Ma il linguaggio della coproduzione, nell’interpretazione dell’autrice, acquista una dimensione ulteriore. All’interno del quadro teorico degli STS, che tende a evitare posizioni normative esplicite, Sheila Jasanoff si avvale della prospettiva della coproduzione come strumento di analisi autoriflessiva per le scelte socio-politiche. In particolare, Jasanoff apre alla consapevolezza critica le assunzioni epistemiche e valoriali che, informando tacitamente specifiche opzioni scientifiche, giuridiche o politiche, le trasformano in scatole nere (black-box), nelle quali saperi e poteri si sorreggono a vicenda rendendosi imperscrutabili.
Il metodo della coproduzione è così utilizzato come strumento di apertura e di garanzia democratica. Nei rapporti tra società e scienza, esso spinge a ritenere che questa sarà autorizzata a parlare in modo particolarmente autorevole ma non avrà il potere di pronunciare la parola esclusiva o definitiva, spettante invece alla società. Benché i linguaggi che compongono i discorsi sociali non siano equivalenti in termini di validità metodologica, essi devono confrontarsi in modo pluralistico sulla loro credibilità sociale. L’analisi della coproduzione conduce a un’assiologia ispirata ai valori della democrazia (14): intendendosi qui per democrazia non tanto il prevalere di una maggioranza, bensì l’atteggiamento fluido e di sperimentalità quotidiana che tende a non assumere come autoritativo nessun linguaggio (nemmeno quello della scienza), senza sottoporlo al vaglio della riflessione pubblica (15).

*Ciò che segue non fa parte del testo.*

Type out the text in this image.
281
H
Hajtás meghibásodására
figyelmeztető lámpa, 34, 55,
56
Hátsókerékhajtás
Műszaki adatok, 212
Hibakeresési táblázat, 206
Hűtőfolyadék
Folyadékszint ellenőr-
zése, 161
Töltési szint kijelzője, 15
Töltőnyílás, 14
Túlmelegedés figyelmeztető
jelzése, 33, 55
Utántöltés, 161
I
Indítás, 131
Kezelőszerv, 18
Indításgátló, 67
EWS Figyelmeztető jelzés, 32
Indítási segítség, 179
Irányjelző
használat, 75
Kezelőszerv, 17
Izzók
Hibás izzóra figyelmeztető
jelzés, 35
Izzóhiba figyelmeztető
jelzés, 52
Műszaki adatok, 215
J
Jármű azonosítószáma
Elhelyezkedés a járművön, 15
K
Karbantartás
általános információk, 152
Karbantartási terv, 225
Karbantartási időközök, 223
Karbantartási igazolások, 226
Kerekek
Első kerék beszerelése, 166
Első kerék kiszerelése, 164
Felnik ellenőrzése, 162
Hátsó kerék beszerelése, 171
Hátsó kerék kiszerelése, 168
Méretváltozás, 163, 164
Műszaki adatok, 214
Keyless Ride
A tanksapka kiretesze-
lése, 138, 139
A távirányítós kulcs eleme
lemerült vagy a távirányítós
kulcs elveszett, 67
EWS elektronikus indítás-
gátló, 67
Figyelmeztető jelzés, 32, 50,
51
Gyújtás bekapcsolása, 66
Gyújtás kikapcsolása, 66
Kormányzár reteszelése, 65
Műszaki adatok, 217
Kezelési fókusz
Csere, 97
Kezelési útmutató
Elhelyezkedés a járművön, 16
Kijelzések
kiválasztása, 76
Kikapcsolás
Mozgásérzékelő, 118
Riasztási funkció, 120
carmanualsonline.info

In questo contesto si colloca l’attenzione della Jasanoff per le ‘epistemologie civiche’, l’insieme di conoscenze e pratiche che orientano le vite e le scelte dei cittadini e di cui le politiche della scienza devono tenere sempre più conto. Dopo aver abbandonato – perlopiù e almeno a livello teorico – l’idea che il pubblico sia il soggetto di ‘paure irrazionali’ o di mere ‘percezioni’ sulle biotecnologie, e l’inevitabile destinatario di campagne educative rispetto a un sapere scientifico non compreso o frainteso, i paesi che si sono attivati nel suo coinvolgimento non hanno ancora utilizzato appieno il potenziale contributo di conoscenza dei cittadini, il cui ruolo resta ancora marginale e strumentalizzato.

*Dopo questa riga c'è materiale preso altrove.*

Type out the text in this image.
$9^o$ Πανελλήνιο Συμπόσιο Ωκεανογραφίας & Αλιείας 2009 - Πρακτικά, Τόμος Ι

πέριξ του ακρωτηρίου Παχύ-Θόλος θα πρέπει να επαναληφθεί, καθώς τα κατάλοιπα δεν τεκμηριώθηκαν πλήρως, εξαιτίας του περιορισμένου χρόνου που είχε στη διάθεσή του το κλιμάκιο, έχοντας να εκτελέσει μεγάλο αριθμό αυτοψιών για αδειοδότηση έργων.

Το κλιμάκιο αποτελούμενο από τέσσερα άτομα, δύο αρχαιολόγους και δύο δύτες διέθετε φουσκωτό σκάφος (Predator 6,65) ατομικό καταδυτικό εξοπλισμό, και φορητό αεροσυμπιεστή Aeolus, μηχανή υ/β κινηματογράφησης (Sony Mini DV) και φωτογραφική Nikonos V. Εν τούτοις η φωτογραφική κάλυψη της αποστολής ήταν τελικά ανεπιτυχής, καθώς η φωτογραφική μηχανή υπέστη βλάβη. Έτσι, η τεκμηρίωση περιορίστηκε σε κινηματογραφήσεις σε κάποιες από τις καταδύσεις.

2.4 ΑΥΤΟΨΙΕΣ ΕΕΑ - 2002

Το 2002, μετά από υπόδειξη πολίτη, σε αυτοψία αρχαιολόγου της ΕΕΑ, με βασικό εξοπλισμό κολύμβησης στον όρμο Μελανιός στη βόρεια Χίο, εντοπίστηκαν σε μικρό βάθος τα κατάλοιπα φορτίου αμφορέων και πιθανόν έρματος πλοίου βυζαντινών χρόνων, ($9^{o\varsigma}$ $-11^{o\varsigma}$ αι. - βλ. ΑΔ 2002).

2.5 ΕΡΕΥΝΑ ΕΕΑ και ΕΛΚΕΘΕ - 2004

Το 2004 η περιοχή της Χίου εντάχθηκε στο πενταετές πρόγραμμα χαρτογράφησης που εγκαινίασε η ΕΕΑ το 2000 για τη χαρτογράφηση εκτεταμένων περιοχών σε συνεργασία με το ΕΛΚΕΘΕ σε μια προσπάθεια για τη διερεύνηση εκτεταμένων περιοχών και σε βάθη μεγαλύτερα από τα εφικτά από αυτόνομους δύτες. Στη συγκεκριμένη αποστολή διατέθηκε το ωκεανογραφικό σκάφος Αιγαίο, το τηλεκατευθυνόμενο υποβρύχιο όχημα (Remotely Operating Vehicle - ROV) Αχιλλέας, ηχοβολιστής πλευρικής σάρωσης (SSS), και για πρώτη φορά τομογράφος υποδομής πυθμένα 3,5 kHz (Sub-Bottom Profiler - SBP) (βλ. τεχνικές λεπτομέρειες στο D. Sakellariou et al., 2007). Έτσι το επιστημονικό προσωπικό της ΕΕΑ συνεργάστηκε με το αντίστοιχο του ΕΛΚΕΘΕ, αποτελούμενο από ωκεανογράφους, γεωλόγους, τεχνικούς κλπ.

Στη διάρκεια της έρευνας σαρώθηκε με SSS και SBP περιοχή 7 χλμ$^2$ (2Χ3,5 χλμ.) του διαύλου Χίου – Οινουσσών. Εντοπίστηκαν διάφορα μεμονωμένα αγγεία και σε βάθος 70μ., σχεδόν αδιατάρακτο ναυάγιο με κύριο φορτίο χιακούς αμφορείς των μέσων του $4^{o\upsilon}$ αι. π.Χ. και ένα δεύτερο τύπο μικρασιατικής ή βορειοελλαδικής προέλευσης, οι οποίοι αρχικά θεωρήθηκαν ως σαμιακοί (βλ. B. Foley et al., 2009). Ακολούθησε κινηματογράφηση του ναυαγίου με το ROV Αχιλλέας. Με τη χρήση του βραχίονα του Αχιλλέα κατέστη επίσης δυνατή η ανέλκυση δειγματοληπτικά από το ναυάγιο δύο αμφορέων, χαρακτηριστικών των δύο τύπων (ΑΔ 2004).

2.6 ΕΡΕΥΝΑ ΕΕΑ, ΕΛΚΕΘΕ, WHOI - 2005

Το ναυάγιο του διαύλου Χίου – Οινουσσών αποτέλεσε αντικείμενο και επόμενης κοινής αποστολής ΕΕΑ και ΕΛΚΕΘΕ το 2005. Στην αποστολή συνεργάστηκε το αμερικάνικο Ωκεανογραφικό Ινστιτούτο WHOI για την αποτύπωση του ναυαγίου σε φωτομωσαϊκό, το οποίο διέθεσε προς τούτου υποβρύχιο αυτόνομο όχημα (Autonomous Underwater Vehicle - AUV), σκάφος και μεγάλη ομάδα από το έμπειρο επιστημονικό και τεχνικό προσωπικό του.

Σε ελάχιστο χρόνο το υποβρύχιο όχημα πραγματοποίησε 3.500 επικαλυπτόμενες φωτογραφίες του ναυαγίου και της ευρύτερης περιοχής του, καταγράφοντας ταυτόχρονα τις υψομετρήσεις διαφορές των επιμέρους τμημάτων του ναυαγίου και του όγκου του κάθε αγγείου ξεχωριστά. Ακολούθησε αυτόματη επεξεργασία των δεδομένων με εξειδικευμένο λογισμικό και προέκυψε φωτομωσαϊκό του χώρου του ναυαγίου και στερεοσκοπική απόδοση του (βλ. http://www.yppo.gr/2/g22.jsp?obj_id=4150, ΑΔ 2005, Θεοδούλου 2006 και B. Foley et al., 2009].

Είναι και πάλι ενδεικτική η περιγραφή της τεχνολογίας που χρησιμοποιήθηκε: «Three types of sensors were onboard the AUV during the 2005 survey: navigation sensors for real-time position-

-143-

Sarebbe stato certamente interessante vedere ricostruito, in questo quadro comparativo, anche il caso italiano, soprattutto attraverso gli occhi di un’autrice che ha attraversato i confini e le culture di molti mondi. Questo compito è affidato al lettore, che potrà proiettare sul quadro italiano le riflessioni proposte da Sheila Jasanoff. Ma se si può solo speculare sull’immagine che la Jasanoff potrebbe restituirci del rapporto tra scienza, politica e società in Italia, resta innegabile l’importanza delle lenti concettuali e critiche che l’autrice ci consegna. Questa prospettiva analitica si presenta come un’indispensabile risorsa intellettuale e sociale per guardare con maggiore riflessività alla scienza, alla democrazia e ai loro rapporti nel nostro paese; una risorsa utile per elaborare una consapevolezza e un dibattito pubblici nei quali, al di là delle diverse posizioni, la qualità intellettuale e civile delle nostre narrazioni risulti affinata e raffinata.
Note
13. S. Jasanoff (ed.), States of Knowledge: The Co-Production of Science and Social Order, Routledge, London-New York 2004. (torna al testo)

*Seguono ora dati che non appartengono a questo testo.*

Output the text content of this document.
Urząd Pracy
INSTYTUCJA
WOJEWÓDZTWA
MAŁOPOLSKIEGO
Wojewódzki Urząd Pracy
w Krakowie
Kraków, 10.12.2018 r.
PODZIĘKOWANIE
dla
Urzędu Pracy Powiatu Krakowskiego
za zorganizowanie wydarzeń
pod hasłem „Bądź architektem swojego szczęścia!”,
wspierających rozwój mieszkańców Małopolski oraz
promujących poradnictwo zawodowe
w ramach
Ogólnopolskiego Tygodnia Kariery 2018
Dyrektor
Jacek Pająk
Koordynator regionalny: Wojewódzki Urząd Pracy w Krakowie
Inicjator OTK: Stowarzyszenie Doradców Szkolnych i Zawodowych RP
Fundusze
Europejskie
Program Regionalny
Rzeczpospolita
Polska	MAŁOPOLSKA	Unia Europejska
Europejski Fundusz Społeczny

14. A. Irwin, B. Wynne (eds.), Misunderstanding science? The public reconstruction of science and technology, Cambridge University Press, Cambridge, MA 1996; S. Jasanoff, ‘Beyond Epistemology: Relativism and Engagement in the Politics of Science’, in Social Studies of Science 1996, 2, pp. 393-418; H. Nowotny, P. Scott, G. Michael, Rethinking Science: Knowledge and the Public in an Age of Uncertainty, Polity Press, London 2001. (torna al testo)
15. Cfr. B. Wynne et alii, Scienza e governance. La società europea della conoscenza presa sul serio, Rubbettino, Cosenza 2008. (torna al testo)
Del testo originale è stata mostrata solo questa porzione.